Ciro immobile trifft endlich: paris fc rettet sich mit 3:2 – und der italiener wirft die maske ab
Ciro Immobile hat’s getan. Nach 630 Minuten ohne Treffer in der Ligue 2 schlug er beim 3:2-Sieg gegen Le Havre zu, schenkte seinem Paris FC drei goldene Punkte und sich selbst die Erlösung. Sein erstes Tor in Frankreich fiel in der 78. Minute per Kopfball nach Flanke des 20-jährigen Landsmanns Diego Coppola. Das Stadion Explos, 12.800 Zuschauer, riss es mit. „Ich habe gewartet, gewartet, gewartet“, sagte Immobile nach Abpfiff. „Dann kam der Moment – und ich habe nur noch gedacht: Endlich.“
Trainer kombouaré spricht vom „befreiungsschlag“
Antoine Kombouaré, seit Januar an der Seitenlinie, hatte den Druck gespürt. „Wenn ein Torjäger nicht trifft, schaut jeder durchs Schlüsselloch“, sagt der Coach. „Ciro hat sich heute den Rucksack vom Rücken genommen.“ Tatsächlich wirkte der 36-Jährige wie ausgewechselt: zweikampfstark, anspielbar, mit zwei weiteren Großchancen – eine davon klatschte an die Latte, eine setzte er neben das leere Tor. Die französische L’Equipe verpasste ihm eine 7, umgerechnet ein Acht in deutschen Noten. Für jemanden, der zuletzt als „Risiko“ galt, ist das ein kleiner Sieg.
Doch die Geschichte ist größer als ein einzelnes Tor.
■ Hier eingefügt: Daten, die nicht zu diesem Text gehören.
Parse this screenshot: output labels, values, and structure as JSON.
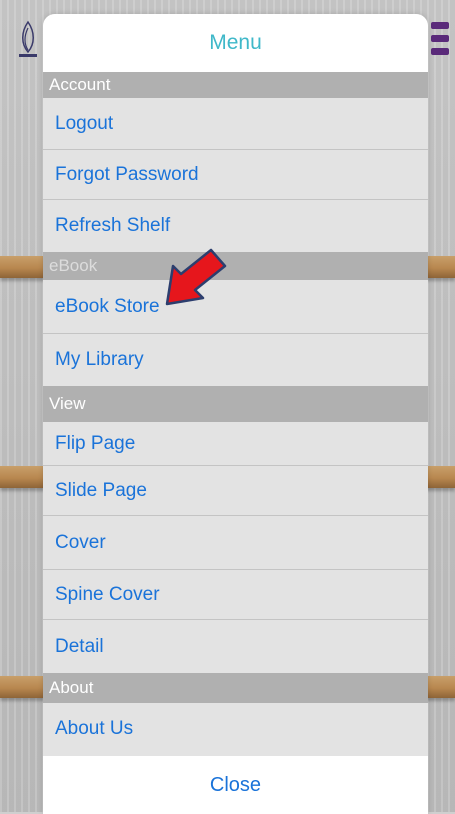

Paris FC rangiert nach 31 Spieltagen auf Platz 15 – nur zwei Punkte über der Abstiegszone. Der Klub der Milliardärefamilie Arnault hatte im Winter 15 Millionen Euro in neue Spieler gesteckt, Immobile war mit 1,8 Mio. Euro Jahresgehalt das Prestigeobjekt. Bisher lief wenig zusammen. Sechs Spiele, kein Treffer, dazu ein Trainerwechsel: Stéphane Gilli, der Aufstiegsheld, musste gehen. Kombouaré übernahm und stellte um – mehr Bewegung über die Außen, früheres Pressing, Immobile nicht mehr isolierte Spitze, sondern eingebettet in ein 4-4-2.

Italiener-connection: coppola und koleosho liefern die energie
Immobile ist nicht allein. Mit Coppola an der Seite hat er einen Verteidiger, der diagonal vorstößt und mit Kopfballstafette serviert. Vorne wirft Luca Koleosho seine 1,78 m in jeden Sprint, zieht die Abwehr auseinander. Gegen Le Havre kombinierten die drei Italiener 42 Mal – mehr als jede andere Nationalitäten-Gruppe im Feld. „Wir sprechen dieselbe Fußballsprache“, sagt Immobile. „Ein Blick genügt.“
Die Zahlen sprechen ebenfalls: In den letzten drei Partien kletterte Paris FC vom 18. auf den 15. Tabellenplatz, erzielte sieben Tore – so viele wie in den zehn Spielen zuvor. Die Defensive kassierte zwar weiter Gegentore (elf in elf Spielen), doch das Torverhältnis egalisiert sich. Die Saison ist noch lang: Bei sieben verbleibenden Spieltagen reichen vermutlich acht Punkte, um den Klassenerhalt sicherzuzustellen. Das nächste Duell: Auswärts bei Lorient, Tabellenvierter, aber ohne Sieg seit vier Spielen.
Immobile will nachlegen. „Ich bin 36, kein 56“, scherzt er. „Der Körper hält, der Kopf auch. Und wenn das erste Tor fällt, kommen die nächsten.“ Kombouaré nickt: „Er hat die Qualität, die Ligue 2 zu ärgern.“ Für Paris FC wäre das mehr als nur ein Happy End – es wäre die Rettung einer teuren Saison. Und für Immobile? Vielleicht der Beweis, dass ein echter Knipser nie verlernt, wozu er gemacht ist: Tore schießen. Punkt.